Usually what happens is that party A builds a REST API (or other connectionless protocol) for fetching a list of some entity-type; and they limit the number of items that can be fetched in one request (because they have a billion such entities, and they don't want to even try to imagine what kind of system would be necessary to generate and stream back a 5TB JSON response); which implies pagination, to get at "the rest of" the entities.

Then party B, a user of this API, decides that they want to suck party A's whole billion-entity database out through the straw of that REST API, by scraping their way through each page.

> it'll work for page 2153 for those who visit it once in a decade

To be looking at page 2153, the user probably first visited every page before 2153. Which means they didn't do one O(N) query (which would by itself be fine); but rather, they made O(N) requests that each did an O(N) query.

I regularly change 3 to 2 in /new/345689 links when bored with today’s content.

Using ids makes logic to trac prev/next/page number incredibly complex and generally you don't need it.

When it’s a public site, users may post so fast that this “next” can show some previous page.

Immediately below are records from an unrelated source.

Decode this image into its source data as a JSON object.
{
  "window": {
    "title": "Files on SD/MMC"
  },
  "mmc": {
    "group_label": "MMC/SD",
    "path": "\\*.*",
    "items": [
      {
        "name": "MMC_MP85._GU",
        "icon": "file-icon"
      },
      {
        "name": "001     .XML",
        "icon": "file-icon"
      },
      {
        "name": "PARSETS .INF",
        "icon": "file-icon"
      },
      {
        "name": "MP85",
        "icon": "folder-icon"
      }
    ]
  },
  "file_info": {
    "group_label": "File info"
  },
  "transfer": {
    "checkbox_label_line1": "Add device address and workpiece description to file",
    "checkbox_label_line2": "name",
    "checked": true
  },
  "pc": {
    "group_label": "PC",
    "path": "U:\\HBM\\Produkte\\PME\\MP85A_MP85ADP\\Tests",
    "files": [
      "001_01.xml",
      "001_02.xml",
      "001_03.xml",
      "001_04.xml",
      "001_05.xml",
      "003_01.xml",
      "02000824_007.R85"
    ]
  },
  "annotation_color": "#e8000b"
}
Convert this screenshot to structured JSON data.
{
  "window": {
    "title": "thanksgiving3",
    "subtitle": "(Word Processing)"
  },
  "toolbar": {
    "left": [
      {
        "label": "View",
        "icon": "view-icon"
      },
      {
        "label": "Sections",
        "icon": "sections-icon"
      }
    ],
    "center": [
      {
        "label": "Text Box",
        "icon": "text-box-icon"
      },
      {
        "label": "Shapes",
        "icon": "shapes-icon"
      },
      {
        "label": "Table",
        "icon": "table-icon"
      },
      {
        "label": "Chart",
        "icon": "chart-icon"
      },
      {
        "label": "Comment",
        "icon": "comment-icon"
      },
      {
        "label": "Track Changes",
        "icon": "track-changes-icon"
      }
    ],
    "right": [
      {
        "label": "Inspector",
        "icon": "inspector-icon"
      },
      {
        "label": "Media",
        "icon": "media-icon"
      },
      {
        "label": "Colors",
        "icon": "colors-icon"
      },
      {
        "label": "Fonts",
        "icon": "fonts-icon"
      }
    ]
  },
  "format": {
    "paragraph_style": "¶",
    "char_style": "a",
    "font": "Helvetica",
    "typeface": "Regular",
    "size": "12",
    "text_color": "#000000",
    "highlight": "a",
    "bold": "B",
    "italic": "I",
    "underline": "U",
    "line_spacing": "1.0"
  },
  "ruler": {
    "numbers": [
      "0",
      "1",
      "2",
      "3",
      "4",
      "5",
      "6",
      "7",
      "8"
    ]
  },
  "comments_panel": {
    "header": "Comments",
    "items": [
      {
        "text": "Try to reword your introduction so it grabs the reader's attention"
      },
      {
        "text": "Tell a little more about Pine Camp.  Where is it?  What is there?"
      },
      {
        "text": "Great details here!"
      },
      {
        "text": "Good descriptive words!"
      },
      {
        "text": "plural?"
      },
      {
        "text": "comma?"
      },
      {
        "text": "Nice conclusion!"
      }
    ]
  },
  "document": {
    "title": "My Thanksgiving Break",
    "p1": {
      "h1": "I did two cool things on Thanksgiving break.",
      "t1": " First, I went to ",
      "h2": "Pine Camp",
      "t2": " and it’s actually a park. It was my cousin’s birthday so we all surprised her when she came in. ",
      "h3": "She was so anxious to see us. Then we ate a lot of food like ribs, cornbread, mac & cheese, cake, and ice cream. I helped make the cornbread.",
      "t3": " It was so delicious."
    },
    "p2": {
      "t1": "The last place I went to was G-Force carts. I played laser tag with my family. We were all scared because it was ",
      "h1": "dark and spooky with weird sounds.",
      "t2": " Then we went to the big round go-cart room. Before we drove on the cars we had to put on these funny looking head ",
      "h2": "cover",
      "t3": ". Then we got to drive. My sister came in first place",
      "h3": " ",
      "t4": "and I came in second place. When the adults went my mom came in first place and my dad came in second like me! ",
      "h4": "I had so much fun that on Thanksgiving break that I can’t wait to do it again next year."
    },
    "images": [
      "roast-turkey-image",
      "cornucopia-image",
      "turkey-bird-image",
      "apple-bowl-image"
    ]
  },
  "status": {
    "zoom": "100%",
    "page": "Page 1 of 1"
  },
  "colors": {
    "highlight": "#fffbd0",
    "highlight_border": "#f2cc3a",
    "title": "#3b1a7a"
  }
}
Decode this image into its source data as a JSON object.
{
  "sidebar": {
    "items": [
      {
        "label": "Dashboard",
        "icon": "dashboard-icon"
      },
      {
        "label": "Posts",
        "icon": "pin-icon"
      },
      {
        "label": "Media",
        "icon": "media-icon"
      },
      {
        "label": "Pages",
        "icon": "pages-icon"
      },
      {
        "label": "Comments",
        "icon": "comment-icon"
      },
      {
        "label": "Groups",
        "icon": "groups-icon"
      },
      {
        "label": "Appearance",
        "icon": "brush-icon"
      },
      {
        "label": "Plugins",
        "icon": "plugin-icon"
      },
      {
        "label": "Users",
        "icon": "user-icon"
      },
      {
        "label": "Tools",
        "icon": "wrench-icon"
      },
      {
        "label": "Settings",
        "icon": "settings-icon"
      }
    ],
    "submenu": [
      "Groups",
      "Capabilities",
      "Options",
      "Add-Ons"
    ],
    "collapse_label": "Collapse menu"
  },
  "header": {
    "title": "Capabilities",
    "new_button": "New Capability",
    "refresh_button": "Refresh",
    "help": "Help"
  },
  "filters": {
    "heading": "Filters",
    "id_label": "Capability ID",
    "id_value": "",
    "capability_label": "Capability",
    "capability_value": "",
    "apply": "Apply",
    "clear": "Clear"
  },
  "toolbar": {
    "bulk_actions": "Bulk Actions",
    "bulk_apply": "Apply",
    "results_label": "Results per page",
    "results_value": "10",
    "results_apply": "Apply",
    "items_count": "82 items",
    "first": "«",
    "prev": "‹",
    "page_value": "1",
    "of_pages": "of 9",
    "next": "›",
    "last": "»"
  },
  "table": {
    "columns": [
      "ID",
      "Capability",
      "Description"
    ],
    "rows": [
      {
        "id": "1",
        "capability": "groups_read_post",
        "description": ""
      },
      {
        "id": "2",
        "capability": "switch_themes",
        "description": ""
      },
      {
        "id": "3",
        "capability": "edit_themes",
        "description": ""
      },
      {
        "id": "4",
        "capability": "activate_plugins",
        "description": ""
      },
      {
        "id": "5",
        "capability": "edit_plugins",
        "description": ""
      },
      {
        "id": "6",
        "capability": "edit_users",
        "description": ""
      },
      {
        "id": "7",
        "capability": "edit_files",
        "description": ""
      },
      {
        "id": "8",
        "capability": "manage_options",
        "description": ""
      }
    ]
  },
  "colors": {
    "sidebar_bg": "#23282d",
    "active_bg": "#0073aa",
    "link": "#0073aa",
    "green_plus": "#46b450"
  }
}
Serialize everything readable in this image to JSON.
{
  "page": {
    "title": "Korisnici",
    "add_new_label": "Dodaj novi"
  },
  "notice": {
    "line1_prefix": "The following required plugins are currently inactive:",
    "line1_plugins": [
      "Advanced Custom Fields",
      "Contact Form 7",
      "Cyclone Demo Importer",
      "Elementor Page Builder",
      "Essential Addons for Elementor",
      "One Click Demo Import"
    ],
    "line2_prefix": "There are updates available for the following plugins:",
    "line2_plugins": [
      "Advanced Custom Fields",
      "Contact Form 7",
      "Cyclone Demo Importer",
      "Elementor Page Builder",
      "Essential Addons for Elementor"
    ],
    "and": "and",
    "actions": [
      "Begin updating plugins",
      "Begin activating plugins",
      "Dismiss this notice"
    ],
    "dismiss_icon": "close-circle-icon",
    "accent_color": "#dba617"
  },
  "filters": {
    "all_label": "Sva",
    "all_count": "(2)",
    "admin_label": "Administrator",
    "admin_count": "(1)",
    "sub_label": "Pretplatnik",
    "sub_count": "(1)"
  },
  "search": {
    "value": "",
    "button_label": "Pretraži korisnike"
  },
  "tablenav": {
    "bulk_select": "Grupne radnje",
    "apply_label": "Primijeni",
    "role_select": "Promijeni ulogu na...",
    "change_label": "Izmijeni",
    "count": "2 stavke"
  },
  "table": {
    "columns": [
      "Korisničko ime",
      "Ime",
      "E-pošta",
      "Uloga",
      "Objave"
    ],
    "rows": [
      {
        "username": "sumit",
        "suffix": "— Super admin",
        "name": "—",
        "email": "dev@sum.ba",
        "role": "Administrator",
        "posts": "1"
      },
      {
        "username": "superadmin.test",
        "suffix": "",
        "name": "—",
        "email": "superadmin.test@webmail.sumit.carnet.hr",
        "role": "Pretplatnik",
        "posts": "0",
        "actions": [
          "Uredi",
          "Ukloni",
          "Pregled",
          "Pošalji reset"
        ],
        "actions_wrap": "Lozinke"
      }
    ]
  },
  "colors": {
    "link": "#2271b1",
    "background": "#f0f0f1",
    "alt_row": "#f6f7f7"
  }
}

Paging via ids is a must there.

> “next” can show some previous page

That is usually a non-issue. The cost in DB operations is usually much more relevant than it.

When people do actually care about fully enumeration and unicity of the items they they are querying, "pagination" itself tends to be a too messy concept.

The cost in DB operations is usually much more relevant than it.

As a result, a user (all of them) hits “next” again until a page looks like containing new posts. It’s multiple requests wasted.

Anyway, what exactly becomes messy?

What a "page" means when enough things appear between them that they push stuff a page away? Are those things reordered? Do people expect to see the new things before they get to the old?

A "page" is a very ill-defined thing that can only exist if your stuff is mostly static. Queries are very different on dynamic content.

Use a sorted index (e.g. Btree), and use those values to quickly find the start of the next page of results.

For good performance this also requires that your search criteria (if any) be compatible with this index.